Trying to change partition table

Josh_T
Posts: 4
Joined: Mon Jan 30, 2017 7:28 pm

Trying to change partition table

Postby Josh_T » Fri Jul 21, 2017 4:37 pm

Hello, I'm having trouble trying to change the partition table to use the rest of our 16M flash chip with espressif's nvs api.

I created the custom .csv and specified its location in menuconfig, where I also updated the app start address and saved the sdkconfig file. Next, I run "make partition_table" which generates the binary partition table from the custom csv. when I run make and flash the esp32, the chip is stuck in a reset loop that appears to come from nvs_flash_init_custom() (based on the printed Backtrace). This suggests that the application image is being loaded correctly, but the nvs driver does not have the correct symbols defined to properly initialize its flash partition.

I've played with the order, size, and offsets of the three lines in the default singleapp_partition table to get a custom csv. typically these attempts look something like...

Code: Select all

# Name,   Type, SubType, Offset,  Size, Flags	
phy_init, data, phy,     0xf000,  0x1000,
factory,  app,  factory, 0x10000, 1M,
nvs,      data, nvs,     ,  	  12M,
note: I get the following warning when exiting menuconfig...
/sdkconfig:84:warning: symbol value '' invalid for PHY_DATA_OFFSET
sdkconfig line 84 appears to supply no value for CONFIG_PHY_DATA_OFFSET, and this is overwritten whenever make is invoked. My guess is that there is an additional setting file I need to edit or my project structure is somehow throwing off the make system.

Josh

ESP_igrr
Posts: 2071
Joined: Tue Dec 01, 2015 8:37 am

Re: Trying to change partition table

Postby ESP_igrr » Sat Jul 22, 2017 7:44 am

That is probably a bug in NVS. Please open an issue on GitHub, attaching your code, sdkconfig, and the partition table. I won't have access to any 16M boards to debug this for another 2-3 weeks, but if you log your issue on GitHub it will not be forgotten by then.

Josh_T
Posts: 4
Joined: Mon Jan 30, 2017 7:28 pm

Re: Trying to change partition table

Postby Josh_T » Mon Aug 14, 2017 5:54 pm

OK, bug was posted. Is anyone looking at this? Seems like something that should be fixed if it is a legit bug and not something dumb on my part.

https://github.com/espressif/esp-idf/issues/834

ESP_igrr
Posts: 2071
Joined: Tue Dec 01, 2015 8:37 am

Re: Trying to change partition table

Postby ESP_igrr » Wed Aug 16, 2017 11:09 am

Thanks for reporting this. The issue seems to be present only for large partitions, which is not a common use case for NVS, this is why this issue did not receive high priority.
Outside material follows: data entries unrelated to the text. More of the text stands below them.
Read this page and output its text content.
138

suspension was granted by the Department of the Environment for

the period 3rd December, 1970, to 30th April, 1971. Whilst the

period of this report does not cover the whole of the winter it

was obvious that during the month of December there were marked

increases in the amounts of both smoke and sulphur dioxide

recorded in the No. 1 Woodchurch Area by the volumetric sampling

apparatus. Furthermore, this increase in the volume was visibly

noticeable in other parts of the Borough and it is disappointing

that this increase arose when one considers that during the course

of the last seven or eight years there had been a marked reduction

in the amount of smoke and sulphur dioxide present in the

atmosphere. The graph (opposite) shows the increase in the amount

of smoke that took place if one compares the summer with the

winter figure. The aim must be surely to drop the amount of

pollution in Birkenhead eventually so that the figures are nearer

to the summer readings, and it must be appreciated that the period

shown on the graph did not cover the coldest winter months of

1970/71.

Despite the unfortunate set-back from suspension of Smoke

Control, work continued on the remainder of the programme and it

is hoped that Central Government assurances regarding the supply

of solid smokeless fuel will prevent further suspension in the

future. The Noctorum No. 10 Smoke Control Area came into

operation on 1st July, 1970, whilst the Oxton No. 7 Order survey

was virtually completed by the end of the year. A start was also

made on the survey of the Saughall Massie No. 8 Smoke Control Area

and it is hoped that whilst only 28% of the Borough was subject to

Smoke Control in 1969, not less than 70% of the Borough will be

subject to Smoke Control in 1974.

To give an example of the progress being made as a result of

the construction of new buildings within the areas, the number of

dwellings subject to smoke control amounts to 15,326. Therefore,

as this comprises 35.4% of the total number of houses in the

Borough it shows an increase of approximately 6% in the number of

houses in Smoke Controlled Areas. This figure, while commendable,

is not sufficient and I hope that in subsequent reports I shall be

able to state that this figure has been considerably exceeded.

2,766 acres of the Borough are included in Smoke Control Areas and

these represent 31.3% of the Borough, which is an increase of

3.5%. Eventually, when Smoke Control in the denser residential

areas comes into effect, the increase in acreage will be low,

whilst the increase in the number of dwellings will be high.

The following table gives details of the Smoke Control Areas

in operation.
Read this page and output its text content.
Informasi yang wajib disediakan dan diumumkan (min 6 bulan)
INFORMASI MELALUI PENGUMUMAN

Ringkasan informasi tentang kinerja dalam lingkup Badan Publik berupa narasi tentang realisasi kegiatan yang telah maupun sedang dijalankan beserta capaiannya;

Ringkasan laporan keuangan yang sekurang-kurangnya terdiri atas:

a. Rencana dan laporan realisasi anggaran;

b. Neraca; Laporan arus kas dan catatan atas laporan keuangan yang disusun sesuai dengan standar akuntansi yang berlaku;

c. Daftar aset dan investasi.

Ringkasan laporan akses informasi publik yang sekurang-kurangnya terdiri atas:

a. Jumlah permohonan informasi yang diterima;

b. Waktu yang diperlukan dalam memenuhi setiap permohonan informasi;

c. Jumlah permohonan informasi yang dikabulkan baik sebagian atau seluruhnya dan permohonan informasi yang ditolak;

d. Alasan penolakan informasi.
We'll definitely fix the crash in the next IDF version, but operations with such partition may still be very slow.

Josh_T
Posts: 4
Joined: Mon Jan 30, 2017 7:28 pm

Re: Trying to change partition table

Postby Josh_T » Wed Aug 23, 2017 8:12 pm

So I have a couple questions on this. First, what are the practical limits to what I can allocate for the nvs? You mentioned that performance falls off for larger partitions, so if I am able to get 1 or 2M working, will it be unbearably slow? Second, is there any documentation for accessing the Flash outside the partition table directly? I note that flash_ops.c seems to have a lot of the functions I would expect for doing this.

ESP_Sprite
Posts: 9708
Joined: Thu Nov 26, 2015 4:08 am

Re: Trying to change partition table

Postby ESP_Sprite » Thu Aug 24, 2017 2:50 am

On your second question: the first part of the API reference on this page has all the flash access methods that are public.

ESP_igrr
Posts: 2071
Joined: Tue Dec 01, 2015 8:37 am

Re: Trying to change partition table

Postby ESP_igrr » Mon Sep 04, 2017 5:03 am

Small update on NVS performance for large partition sizes. Currently we need to read every flash sector when initializing NVS. Changing this would require significant modifications of NVS (adding an index, for example), at which point it will stop being a simple log-based storage. The time it takes to read single page in flash is around 400-500us, if SPI flash is working at 80MHz frequency. Multiply that by the number of 4-kilobyte sectors in the partition, and you will get the absolute minimum init time for NVS. Currently it is slightly worse than that because we read in blocks smaller than 4kB, but this part can be optimized.